Cloud-based event processing service

Microsoft Azure Stream Analytics is a serverless scalable complex event processing engine by Microsoft that enables users to develop and run real-time analytics on multiple streams of data from sources such as devices, sensors, web sites, social media, and other applications. Users can set up alerts to detect anomalies, predict trends, trigger necessary workflows when certain conditions are observed, and make data available to other downstream applications and services for presentation, archiving, or further analysis.

== Query Language ==
Users can author real-time analytics using a simple declarative SQL-like language with embedded support for temporal logic. Callouts to custom code with JavaScript user defined functions extend the streaming logic written in SQL. Callouts to Azure Machine Learning helps with predictive scoring on streaming data.

== Scalability ==
Azure Stream Analytics is a serverless job service on Azure that eliminates the need for infrastructure, servers, virtual machines, or managed clusters. Users only pay for the processing used for the running jobs.

== IoT applications ==
Azure Stream Analytics integrates with Azure IoT Hub to enable real-time analytics on data from IoT devices and applications.

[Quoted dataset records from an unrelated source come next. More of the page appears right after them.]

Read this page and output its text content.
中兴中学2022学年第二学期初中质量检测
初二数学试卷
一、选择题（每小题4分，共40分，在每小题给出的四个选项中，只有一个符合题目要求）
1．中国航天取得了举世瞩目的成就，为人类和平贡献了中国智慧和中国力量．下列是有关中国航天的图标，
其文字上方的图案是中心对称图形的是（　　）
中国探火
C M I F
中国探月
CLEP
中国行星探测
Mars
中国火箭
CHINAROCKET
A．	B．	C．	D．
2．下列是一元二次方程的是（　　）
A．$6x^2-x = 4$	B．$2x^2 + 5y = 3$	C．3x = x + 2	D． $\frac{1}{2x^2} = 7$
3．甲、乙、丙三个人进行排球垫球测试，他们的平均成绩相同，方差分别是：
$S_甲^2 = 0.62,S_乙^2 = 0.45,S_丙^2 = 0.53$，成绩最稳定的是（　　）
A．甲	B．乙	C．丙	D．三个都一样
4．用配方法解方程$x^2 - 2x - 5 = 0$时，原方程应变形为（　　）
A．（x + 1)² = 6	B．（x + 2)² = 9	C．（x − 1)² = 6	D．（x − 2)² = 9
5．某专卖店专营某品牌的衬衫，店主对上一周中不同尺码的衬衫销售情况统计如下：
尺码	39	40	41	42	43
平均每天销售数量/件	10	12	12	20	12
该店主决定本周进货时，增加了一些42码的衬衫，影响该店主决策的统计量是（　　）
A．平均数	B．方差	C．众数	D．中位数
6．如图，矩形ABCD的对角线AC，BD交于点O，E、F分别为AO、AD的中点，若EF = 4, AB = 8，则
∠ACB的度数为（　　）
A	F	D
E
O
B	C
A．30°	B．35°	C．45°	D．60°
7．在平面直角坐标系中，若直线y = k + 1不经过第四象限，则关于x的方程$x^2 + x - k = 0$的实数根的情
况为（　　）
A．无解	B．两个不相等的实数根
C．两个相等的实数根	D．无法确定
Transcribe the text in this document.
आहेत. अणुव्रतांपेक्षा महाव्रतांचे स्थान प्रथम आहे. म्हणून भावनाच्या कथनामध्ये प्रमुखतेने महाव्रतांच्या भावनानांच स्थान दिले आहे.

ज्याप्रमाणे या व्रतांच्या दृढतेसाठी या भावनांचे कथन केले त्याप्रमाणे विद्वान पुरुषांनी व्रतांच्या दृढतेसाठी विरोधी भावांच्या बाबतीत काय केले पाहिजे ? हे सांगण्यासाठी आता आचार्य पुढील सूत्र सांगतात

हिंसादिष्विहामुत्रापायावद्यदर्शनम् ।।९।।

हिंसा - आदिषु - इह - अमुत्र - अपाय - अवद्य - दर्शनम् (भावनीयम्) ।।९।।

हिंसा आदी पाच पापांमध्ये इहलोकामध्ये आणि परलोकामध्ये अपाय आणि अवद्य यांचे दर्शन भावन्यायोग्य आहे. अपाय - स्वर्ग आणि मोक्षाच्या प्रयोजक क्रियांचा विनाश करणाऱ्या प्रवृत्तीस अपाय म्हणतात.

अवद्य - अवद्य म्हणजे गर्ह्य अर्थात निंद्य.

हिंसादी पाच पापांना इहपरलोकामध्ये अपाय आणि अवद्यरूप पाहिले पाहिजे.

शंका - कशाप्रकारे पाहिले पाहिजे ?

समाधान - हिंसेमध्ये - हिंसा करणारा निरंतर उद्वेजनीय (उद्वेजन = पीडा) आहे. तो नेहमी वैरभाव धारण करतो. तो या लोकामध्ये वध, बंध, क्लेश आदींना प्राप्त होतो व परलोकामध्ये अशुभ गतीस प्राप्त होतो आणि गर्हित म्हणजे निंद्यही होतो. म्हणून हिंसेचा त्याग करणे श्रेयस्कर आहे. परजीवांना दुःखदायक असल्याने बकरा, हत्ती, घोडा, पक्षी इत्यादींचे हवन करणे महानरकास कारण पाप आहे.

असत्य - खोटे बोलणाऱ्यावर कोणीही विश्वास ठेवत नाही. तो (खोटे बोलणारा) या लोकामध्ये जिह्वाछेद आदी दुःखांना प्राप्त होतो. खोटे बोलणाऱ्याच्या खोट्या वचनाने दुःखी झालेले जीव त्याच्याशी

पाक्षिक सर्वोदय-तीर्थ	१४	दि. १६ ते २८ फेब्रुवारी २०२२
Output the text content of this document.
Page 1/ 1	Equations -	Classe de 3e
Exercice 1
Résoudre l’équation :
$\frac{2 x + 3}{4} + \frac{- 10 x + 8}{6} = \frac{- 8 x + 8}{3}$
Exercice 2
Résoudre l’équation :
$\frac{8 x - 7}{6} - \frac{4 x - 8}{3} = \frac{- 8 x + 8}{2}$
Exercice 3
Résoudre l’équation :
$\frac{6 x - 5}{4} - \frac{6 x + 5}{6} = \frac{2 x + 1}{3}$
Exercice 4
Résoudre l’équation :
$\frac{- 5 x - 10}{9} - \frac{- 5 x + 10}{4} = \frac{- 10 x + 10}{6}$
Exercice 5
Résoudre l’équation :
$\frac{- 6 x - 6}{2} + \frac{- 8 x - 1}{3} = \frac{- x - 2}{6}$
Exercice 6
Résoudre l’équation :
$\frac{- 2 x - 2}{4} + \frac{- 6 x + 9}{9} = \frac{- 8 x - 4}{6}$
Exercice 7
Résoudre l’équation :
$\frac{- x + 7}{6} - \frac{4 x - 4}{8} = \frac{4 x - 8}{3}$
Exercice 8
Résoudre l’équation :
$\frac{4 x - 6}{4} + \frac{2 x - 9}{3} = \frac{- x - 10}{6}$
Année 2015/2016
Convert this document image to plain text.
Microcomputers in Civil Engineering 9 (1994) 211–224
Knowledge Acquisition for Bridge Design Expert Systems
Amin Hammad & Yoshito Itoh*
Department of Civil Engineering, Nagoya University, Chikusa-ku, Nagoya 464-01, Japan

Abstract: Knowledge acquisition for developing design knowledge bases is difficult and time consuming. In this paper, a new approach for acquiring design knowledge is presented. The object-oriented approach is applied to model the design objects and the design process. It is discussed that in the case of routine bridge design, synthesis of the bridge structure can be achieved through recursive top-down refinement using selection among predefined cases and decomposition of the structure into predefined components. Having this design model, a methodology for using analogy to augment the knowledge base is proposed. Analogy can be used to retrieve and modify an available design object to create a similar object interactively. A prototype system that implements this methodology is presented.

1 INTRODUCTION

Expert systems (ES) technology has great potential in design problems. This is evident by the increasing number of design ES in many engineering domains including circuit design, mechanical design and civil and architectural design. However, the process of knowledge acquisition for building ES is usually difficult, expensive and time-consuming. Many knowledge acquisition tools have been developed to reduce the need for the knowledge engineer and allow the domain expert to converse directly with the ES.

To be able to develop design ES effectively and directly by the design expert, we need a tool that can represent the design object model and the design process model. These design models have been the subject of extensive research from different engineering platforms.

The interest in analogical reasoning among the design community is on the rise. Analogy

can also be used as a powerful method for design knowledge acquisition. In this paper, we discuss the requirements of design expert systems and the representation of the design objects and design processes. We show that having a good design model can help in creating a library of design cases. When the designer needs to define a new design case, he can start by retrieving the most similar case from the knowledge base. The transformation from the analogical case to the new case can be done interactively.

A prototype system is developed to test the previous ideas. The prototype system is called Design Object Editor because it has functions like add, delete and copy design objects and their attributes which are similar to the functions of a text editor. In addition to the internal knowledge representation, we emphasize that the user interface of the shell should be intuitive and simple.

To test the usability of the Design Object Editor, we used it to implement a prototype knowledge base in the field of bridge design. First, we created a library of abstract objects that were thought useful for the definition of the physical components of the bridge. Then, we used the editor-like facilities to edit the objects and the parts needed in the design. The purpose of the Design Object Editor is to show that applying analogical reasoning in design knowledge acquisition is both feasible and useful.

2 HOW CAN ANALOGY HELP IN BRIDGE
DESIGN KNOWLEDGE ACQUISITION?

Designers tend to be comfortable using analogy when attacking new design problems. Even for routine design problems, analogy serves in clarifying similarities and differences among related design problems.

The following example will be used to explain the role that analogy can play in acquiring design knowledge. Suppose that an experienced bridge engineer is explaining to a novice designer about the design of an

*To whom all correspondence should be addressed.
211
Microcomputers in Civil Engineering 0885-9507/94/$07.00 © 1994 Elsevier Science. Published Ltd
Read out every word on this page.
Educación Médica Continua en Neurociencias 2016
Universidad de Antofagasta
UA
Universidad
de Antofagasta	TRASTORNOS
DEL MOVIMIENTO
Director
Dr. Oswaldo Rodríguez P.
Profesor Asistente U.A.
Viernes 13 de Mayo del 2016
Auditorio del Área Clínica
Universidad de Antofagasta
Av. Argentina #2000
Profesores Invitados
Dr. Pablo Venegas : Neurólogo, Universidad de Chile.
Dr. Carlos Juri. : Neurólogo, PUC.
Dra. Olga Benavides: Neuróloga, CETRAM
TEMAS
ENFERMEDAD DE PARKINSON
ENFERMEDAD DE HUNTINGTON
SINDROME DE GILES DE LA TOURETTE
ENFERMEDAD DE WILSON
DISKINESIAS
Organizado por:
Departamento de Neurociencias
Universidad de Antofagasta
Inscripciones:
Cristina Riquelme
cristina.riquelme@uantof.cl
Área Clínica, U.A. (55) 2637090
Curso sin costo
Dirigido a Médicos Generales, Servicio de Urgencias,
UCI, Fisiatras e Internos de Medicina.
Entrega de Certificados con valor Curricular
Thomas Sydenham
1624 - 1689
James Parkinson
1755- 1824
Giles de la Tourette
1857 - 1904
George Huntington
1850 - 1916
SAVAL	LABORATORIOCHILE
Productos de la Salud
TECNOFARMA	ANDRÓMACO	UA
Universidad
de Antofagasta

== Real-time Dashboards ==
Users can build real-time dashboards with Power BI for a live command and control view. Real-time dashboards help transform live data into actionable and insightful visuals.

== Data Input Sources ==
Stream Analytics supports three different types of input sources - Azure Event Hubs, Azure IoT Hubs, and Azure Blob Storage. Additionally, stream analytics supports Azure Blob storage as the input reference data to help augment fast moving event data streams with static data.

Stream analytics supports a wide variety of output targets. Support for Power BI allows for real-time dashboarding. Event Hub, Service bus topics and queues help trigger downstream workflows. Support for Azure Table Storage, Azure SQL Databases, Azure SQL Data Warehouse, Azure SQL, Document DB, Azure Data Lake Store enable a variety of downstream analysis and archiving capabilities.